Pencabulan Bocah, Lingkungan Cuek Jadi Pemicu

Pencabulan Bocah, Lingkungan Cuek Jadi Pemicu

  Sabtu, 14 May 2016 15:25

Berita Terkait

SURABAYA – Polrestabes Surabaya tak ingin setengah-setengah dalam mengusut kasus pencabulan oleh delapan bocah SD dan SMP terhadap temannya yang juga siswi SMP. Selain mengorek keterangan dari korban dan pelaku kasus yang menggegerkan kalangan orang tua di Surabaya itu, unit perlindungan perempuan dan anak (PPA) polrestabes akan meminta keterangan pengurus RT dan RW di kampung tempat korban dan pelaku tinggal.

Kanit PPA Polrestabes Surabaya AKP Ruth Yeni mengatakan bahwa pihaknya tidak hanya memeriksa para pelaku dan meminta keterangan korban. Satu hal yang masih menjadi pertanyaan besar adalah tak acuhnya warga sekitar. ”Mereka tidak pernah tahu bahwa AS cs (julukan kelompok delapan bocah, Red) sampai tega mencabuli Bunga (nama samaran korban, Red),” ujarnya di Mapolrestabes Surabaya kemarin.

Ruth Yeni menegaskan bahwa anak tidak bisa sepenuhnya disalahkan dalam peristiwa pencabulan itu.
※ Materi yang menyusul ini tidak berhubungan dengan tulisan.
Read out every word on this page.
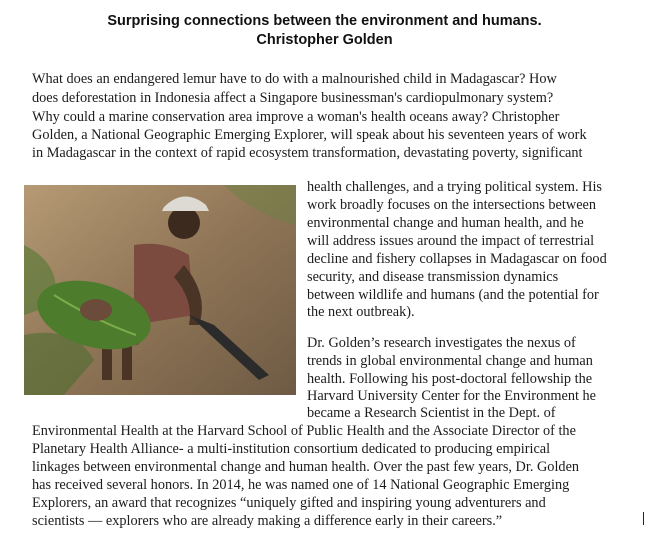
Surprising connections between the environment and humans.
Christopher Golden
What does an endangered lemur have to do with a malnourished child in Madagascar? How
does deforestation in Indonesia affect a Singapore businessman's cardiopulmonary system?
Why could a marine conservation area improve a woman's health oceans away? Christopher
Golden, a National Geographic Emerging Explorer, will speak about his seventeen years of work
in Madagascar in the context of rapid ecosystem transformation, devastating poverty, significant
health challenges, and a trying political system. His
work broadly focuses on the intersections between
environmental change and human health, and he
will address issues around the impact of terrestrial
decline and fishery collapses in Madagascar on food
security, and disease transmission dynamics
between wildlife and humans (and the potential for
the next outbreak).
Dr. Golden’s research investigates the nexus of
trends in global environmental change and human
health. Following his post-doctoral fellowship the
Harvard University Center for the Environment he
became a Research Scientist in the Dept. of
Environmental Health at the Harvard School of Public Health and the Associate Director of the
Planetary Health Alliance- a multi-institution consortium dedicated to producing empirical
linkages between environmental change and human health. Over the past few years, Dr. Golden
has received several honors. In 2014, he was named one of 14 National Geographic Emerging
Explorers, an award that recognizes “uniquely gifted and inspiring young adventurers and
scientists — explorers who are already making a difference early in their careers.”
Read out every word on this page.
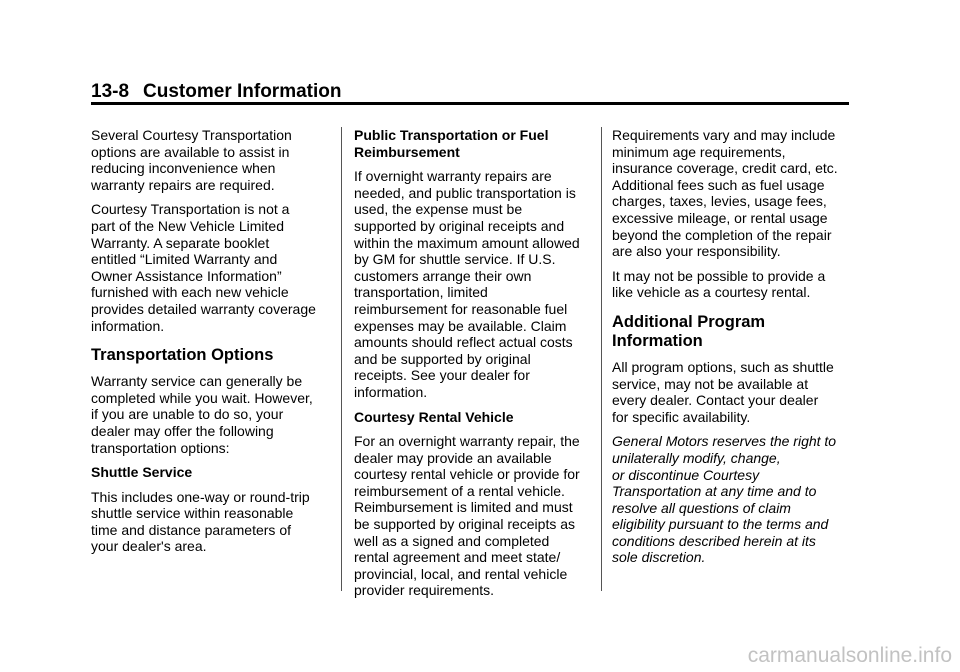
13-8 Customer Information

Several Courtesy Transportation
options are available to assist in
reducing inconvenience when
warranty repairs are required.

Courtesy Transportation is not a
part of the New Vehicle Limited
Warranty. A separate booklet
entitled “Limited Warranty and
Owner Assistance Information”
furnished with each new vehicle
provides detailed warranty coverage
information.

Transportation Options

Warranty service can generally be
completed while you wait. However,
if you are unable to do so, your
dealer may offer the following
transportation options:

Shuttle Service

This includes one-way or round-trip
shuttle service within reasonable
time and distance parameters of
your dealer's area.

Public Transportation or Fuel
Reimbursement

If overnight warranty repairs are
needed, and public transportation is
used, the expense must be
supported by original receipts and
within the maximum amount allowed
by GM for shuttle service. If U.S.
customers arrange their own
transportation, limited
reimbursement for reasonable fuel
expenses may be available. Claim
amounts should reflect actual costs
and be supported by original
receipts. See your dealer for
information.

Courtesy Rental Vehicle

For an overnight warranty repair, the
dealer may provide an available
courtesy rental vehicle or provide for
reimbursement of a rental vehicle.
Reimbursement is limited and must
be supported by original receipts as
well as a signed and completed
rental agreement and meet state/
provincial, local, and rental vehicle
provider requirements.

Requirements vary and may include
minimum age requirements,
insurance coverage, credit card, etc.
Additional fees such as fuel usage
charges, taxes, levies, usage fees,
excessive mileage, or rental usage
beyond the completion of the repair
are also your responsibility.

It may not be possible to provide a
like vehicle as a courtesy rental.

Additional Program
Information

All program options, such as shuttle
service, may not be available at
every dealer. Contact your dealer
for specific availability.

General Motors reserves the right to
unilaterally modify, change,
or discontinue Courtesy
Transportation at any time and to
resolve all questions of claim
eligibility pursuant to the terms and
conditions described herein at its
sole discretion.

carmanualsonline.info
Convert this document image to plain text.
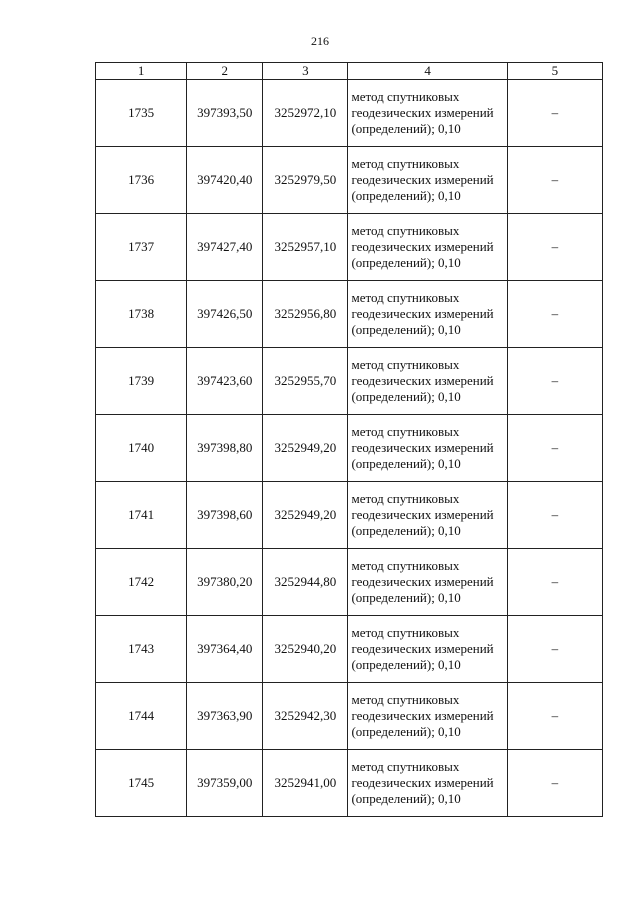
216
1	2	3	4	5
1735	397393,50	3252972,10	метод спутниковых геодезических измерений (определений); 0,10	–
1736	397420,40	3252979,50	метод спутниковых геодезических измерений (определений); 0,10	–
1737	397427,40	3252957,10	метод спутниковых геодезических измерений (определений); 0,10	–
1738	397426,50	3252956,80	метод спутниковых геодезических измерений (определений); 0,10	–
1739	397423,60	3252955,70	метод спутниковых геодезических измерений (определений); 0,10	–
1740	397398,80	3252949,20	метод спутниковых геодезических измерений (определений); 0,10	–
1741	397398,60	3252949,20	метод спутниковых геодезических измерений (определений); 0,10	–
1742	397380,20	3252944,80	метод спутниковых геодезических измерений (определений); 0,10	–
1743	397364,40	3252940,20	метод спутниковых геодезических измерений (определений); 0,10	–
1744	397363,90	3252942,30	метод спутниковых геодезических измерений (определений); 0,10	–
1745	397359,00	3252941,00	метод спутниковых геодезических измерений (определений); 0,10	–
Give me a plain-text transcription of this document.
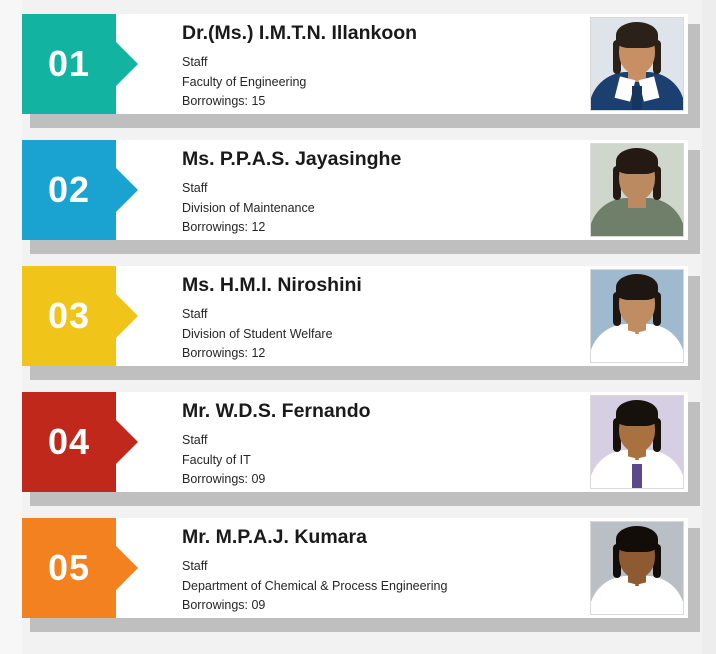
01
Dr.(Ms.) I.M.T.N. Illankoon
Staff
Faculty of Engineering
Borrowings: 15
02
Ms. P.P.A.S. Jayasinghe
Staff
Division of Maintenance
Borrowings: 12
03
Ms. H.M.I. Niroshini
Staff
Division of Student Welfare
Borrowings: 12
04
Mr. W.D.S. Fernando
Staff
Faculty of IT
Borrowings: 09
05
Mr. M.P.A.J. Kumara
Staff
Department of Chemical & Process Engineering
Borrowings: 09
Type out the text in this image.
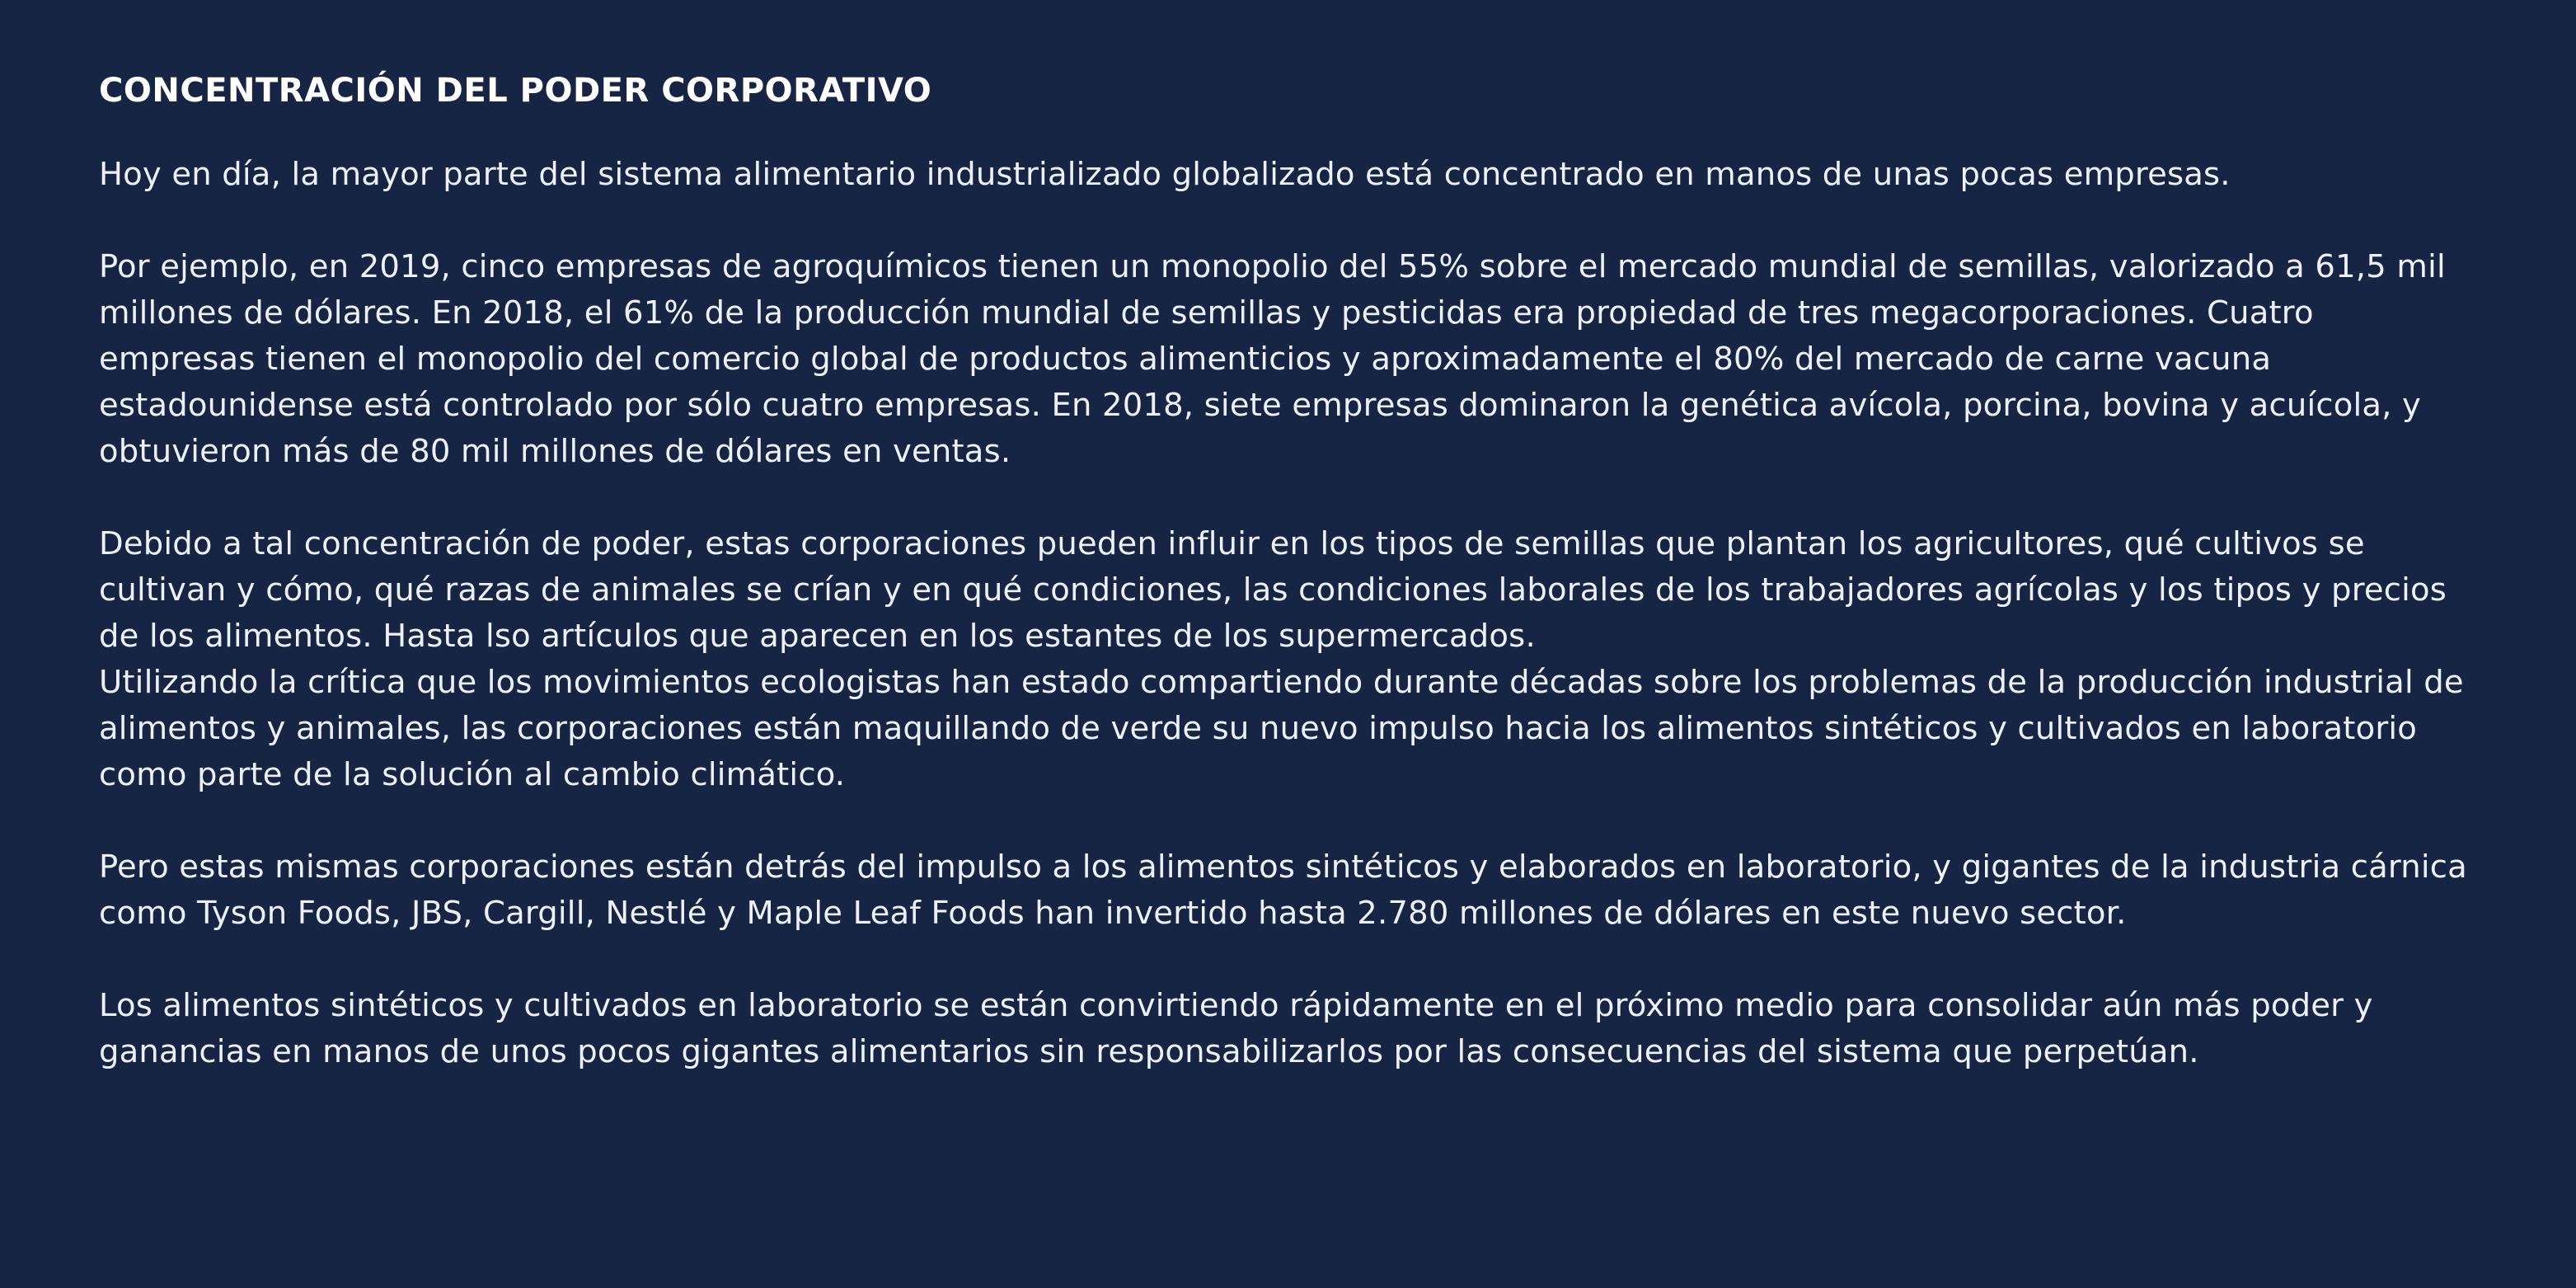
CONCENTRACIÓN DEL PODER CORPORATIVO

Hoy en día, la mayor parte del sistema alimentario industrializado globalizado está concentrado en manos de unas pocas empresas.

Por ejemplo, en 2019, cinco empresas de agroquímicos tienen un monopolio del 55% sobre el mercado mundial de semillas, valorizado a 61,5 mil millones de dólares. En 2018, el 61% de la producción mundial de semillas y pesticidas era propiedad de tres megacorporaciones. Cuatro empresas tienen el monopolio del comercio global de productos alimenticios y aproximadamente el 80% del mercado de carne vacuna estadounidense está controlado por sólo cuatro empresas. En 2018, siete empresas dominaron la genética avícola, porcina, bovina y acuícola, y obtuvieron más de 80 mil millones de dólares en ventas.

Debido a tal concentración de poder, estas corporaciones pueden influir en los tipos de semillas que plantan los agricultores, qué cultivos se cultivan y cómo, qué razas de animales se crían y en qué condiciones, las condiciones laborales de los trabajadores agrícolas y los tipos y precios de los alimentos. Hasta lso artículos que aparecen en los estantes de los supermercados.

Utilizando la crítica que los movimientos ecologistas han estado compartiendo durante décadas sobre los problemas de la producción industrial de alimentos y animales, las corporaciones están maquillando de verde su nuevo impulso hacia los alimentos sintéticos y cultivados en laboratorio como parte de la solución al cambio climático.

Pero estas mismas corporaciones están detrás del impulso a los alimentos sintéticos y elaborados en laboratorio, y gigantes de la industria cárnica como Tyson Foods, JBS, Cargill, Nestlé y Maple Leaf Foods han invertido hasta 2.780 millones de dólares en este nuevo sector.

Los alimentos sintéticos y cultivados en laboratorio se están convirtiendo rápidamente en el próximo medio para consolidar aún más poder y ganancias en manos de unos pocos gigantes alimentarios sin responsabilizarlos por las consecuencias del sistema que perpetúan.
Lemahnya kontrol sosial merupakan faktor utama. Mulai kurangnya pengawasan orang tua, warga, sampai kurangnya lahan bermain anak. ”Tidak menutup kemungkinan akan kami periksa, pelan-pelan. Kalau pemeriksaan pelaku cepat beres, bisa jadi pengurus kampung kami panggil minggu depan,” tutur polisi asal Banyuwangi tersebut.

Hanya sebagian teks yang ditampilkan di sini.